Before I could write the game, first I had to write a "solver." Since there's more than one possible solution to a given puzzle. The concept of a word ladder solver is simple, but the challenge is getting it to run fast. If thought isn't put into the core algorithm, the code will probably be incredibly slow. Scanning for word ladders is naturally a CPU-intensive operation. Also, downloading several megabytes of dictionary data will be very slow. Keep in mind, this was written when dialup modems were still fairly common. :-)
For optimization, the key design principles here are:
A. 90% of the words in a dictionary probably will not occur in any word ladder. Most of the data can simply be ignored.
B. Most of the time scanning for a solution can be shortened by precomputing as much as possible in advance. There's only a finite number of words, and hence only a finite number of word ladders that can be formed from them.
C. The data can be translated into a format that represents the space of all possible solutions, relative to a given starting point.
So, I wrote a small perl script (included as buildwordlist.pl) that broke the huge word lists into smaller groups by word length (3 letter words, 4 letter words, etc). Then linked each word to all possible word ladder kin within this dictionary. The flat file data format looks like this:
number_of_words_in_file word_1 number_of_kin kin_position kin_position ... word_2 number_of_kin kin_position kin_position ... word_3 number_of_kin kin_position kin_position ... ...
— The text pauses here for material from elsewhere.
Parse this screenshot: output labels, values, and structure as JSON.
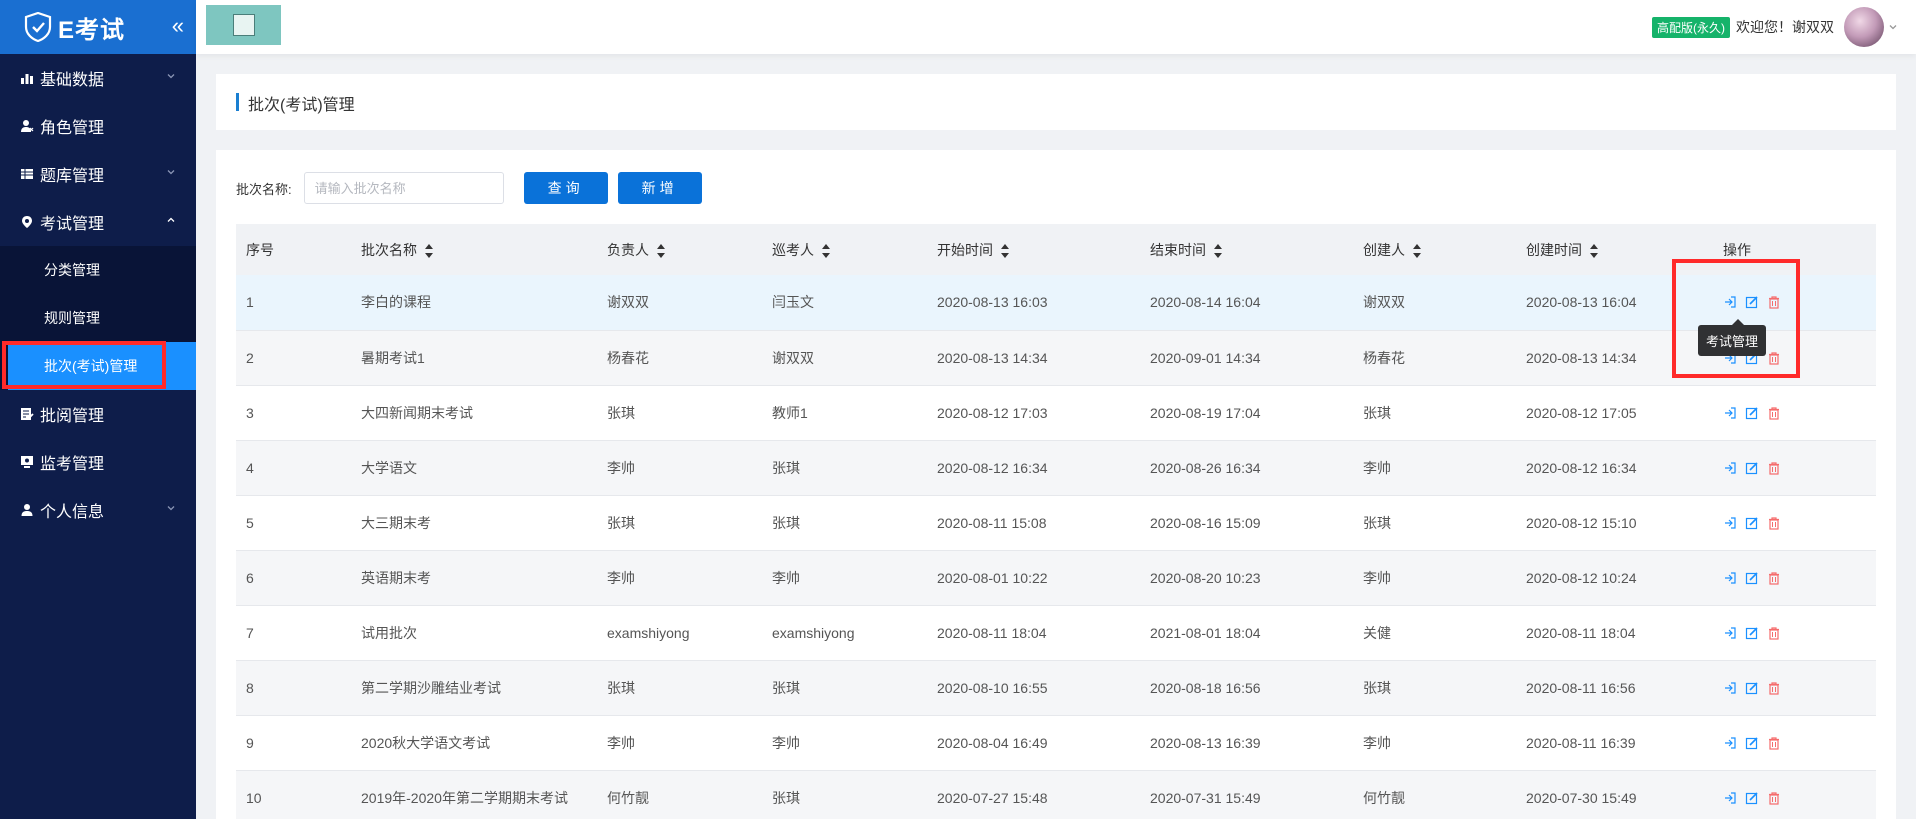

3688 abaca 2 1 2 abaci 2 0 2 aback 3 0 1 50 abase 3 4 5 11 abash 2 3 166 abate 2 3 38 abend 1 77 abets 1 12 abide 2 9 130 abode 3 8 10 89 above 1 9 abuse 2 3 82 abuts 1 7 abysm 1 14 ...
This is a pretty simple format (and of course could be optimized further). The first line is the number of words in the file. For the next lines, the first field is "the word", followed by the number of kin, and then row numbers of other words that are only different by one letter (line numbers).
For the applet, I also zipped the word lists (split by word size) and only download them as needed. This reduced the dictionary size by 99% and also almost completely solved the problem. Otherwise, the applet would have been incredible slow and unusable as it churned through every possible combination of hundreds of thousands of words. What would have required a several megabyte download of dictionary data was reduced to a compressed packet under 50k.
Some of these optimizations are lost when converting to an application, since all wordlists are included in one jar file, rather than being downloaded as URL's as needed. I left the initial URL code in, just commented out.
Then, with this data, writing a "solver" is trivial. Given two words, I start from the first and build (or crawl) a tree of all possible word ladders starting from that node. This branches out until all possibilities are found , or until a branch contains the end word (a solution). In this case, I just bubble back up the tree.
On thing here that might be tricky is pay attention to how the tree is built. A recursive function would be much simpler but would create a tree with flagrant left-bias. resulting ladders would not be as short as possible.
(words can only be used once) level is a horizontal slice of tree: level 0 | level 1 /\ \ level 2 /\ | \
After the solver was built, it was possible to write the game. The game logic is trivial. Just find a random word ladder, paint the board, and check all proposed solutions dynamically (since there is more than one possible solution for a puzzle).